YG: You have repeatedly mentioned of the role of collaboration and working together between departments and organisations. How have you seen this working and what can you say to all health workers out there?
MN: Collaboration and working together is the key element of providing equitable, accessible and affordable healthcare services. Effective and efficient health care delivery can only happen if human and financial resources are aligned to offer acceptable and appropriate care to the population it exists to serve. Teamwork presents its own challenges as we all have our own ways of looking at things, but, properly harnessed, these differences lead towards providing the solutions for some of the complex health care challenges in our country today. Everyone — at all levels and from all backgrounds — working within the health service needs to be acknowledged for the vital role they play to ensure smooth delivery of services. This is particularly true in Emergency Medicine where the response of everyone — from the guard at the point of entry to the consultant in the resuscitation area-can make the difference between life and death.
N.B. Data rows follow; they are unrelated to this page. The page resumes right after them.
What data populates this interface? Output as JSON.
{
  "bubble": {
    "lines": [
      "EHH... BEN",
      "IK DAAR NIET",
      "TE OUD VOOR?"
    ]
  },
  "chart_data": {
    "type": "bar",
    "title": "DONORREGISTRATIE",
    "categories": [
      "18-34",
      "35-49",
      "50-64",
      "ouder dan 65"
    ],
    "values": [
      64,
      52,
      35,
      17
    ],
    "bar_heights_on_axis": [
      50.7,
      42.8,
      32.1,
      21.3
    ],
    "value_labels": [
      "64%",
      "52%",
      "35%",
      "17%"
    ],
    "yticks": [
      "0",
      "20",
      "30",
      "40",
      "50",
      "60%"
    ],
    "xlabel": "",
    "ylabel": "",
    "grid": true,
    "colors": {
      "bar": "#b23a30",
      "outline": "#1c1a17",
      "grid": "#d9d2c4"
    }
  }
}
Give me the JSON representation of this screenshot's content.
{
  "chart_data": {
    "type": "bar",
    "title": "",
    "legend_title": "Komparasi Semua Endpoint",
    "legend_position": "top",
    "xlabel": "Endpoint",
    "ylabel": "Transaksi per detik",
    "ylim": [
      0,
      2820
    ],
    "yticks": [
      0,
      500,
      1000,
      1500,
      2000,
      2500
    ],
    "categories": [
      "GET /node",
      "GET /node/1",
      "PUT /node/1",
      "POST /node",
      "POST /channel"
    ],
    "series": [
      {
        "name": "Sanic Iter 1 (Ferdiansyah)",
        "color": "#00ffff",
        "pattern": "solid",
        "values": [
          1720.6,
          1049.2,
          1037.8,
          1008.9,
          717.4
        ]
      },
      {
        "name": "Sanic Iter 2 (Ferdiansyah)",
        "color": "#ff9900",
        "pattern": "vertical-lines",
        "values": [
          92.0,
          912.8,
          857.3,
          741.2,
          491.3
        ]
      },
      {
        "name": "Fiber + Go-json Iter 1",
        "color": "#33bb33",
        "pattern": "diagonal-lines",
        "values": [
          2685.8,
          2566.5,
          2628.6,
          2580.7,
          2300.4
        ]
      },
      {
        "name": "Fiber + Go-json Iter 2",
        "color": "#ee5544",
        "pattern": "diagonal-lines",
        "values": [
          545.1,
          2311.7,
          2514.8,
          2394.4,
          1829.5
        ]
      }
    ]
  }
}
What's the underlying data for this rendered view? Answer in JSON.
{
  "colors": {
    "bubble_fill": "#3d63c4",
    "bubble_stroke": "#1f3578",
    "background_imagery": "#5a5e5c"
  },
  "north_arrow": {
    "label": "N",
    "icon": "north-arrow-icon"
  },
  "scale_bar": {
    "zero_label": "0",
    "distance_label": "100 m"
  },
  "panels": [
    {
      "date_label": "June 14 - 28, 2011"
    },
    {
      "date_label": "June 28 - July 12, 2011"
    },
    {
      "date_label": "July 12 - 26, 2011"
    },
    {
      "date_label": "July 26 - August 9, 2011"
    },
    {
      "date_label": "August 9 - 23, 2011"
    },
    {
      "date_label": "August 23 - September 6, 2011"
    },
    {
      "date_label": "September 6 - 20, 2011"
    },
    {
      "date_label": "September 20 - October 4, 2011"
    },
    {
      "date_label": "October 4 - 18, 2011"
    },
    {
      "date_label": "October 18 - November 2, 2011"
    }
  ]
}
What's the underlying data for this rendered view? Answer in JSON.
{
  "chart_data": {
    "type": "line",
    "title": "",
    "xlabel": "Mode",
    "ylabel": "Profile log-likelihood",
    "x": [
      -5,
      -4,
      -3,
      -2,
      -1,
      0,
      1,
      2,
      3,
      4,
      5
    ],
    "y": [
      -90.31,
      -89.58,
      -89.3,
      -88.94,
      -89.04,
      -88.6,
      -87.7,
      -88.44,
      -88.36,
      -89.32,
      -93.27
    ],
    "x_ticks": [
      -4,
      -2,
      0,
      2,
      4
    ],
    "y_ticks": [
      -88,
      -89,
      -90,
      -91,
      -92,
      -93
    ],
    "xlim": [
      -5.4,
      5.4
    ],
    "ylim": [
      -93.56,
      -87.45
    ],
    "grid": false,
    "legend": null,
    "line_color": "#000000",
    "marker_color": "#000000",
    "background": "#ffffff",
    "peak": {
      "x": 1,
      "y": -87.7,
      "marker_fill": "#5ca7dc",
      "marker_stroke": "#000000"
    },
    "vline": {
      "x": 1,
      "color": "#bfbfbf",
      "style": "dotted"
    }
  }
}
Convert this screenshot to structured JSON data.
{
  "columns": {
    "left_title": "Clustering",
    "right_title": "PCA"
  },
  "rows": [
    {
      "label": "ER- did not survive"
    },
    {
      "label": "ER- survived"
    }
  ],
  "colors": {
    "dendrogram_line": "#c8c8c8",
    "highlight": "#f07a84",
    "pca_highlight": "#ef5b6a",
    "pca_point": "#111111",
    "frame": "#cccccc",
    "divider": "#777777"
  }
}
YG: Outside your profession life, what do you like doing?
MN: I love art, music, appreciation of nature and having stimulating inspiring conversations with people (young and old). My main goal outside my profession life is learn and experience more of the wonders of this beautiful world we live in. In order to contribute to the next generation of medical professionals, I engage in Christian medical mentoring activities to stimulate young minds to find and live out fulfilling God-given purposes for existence on earth!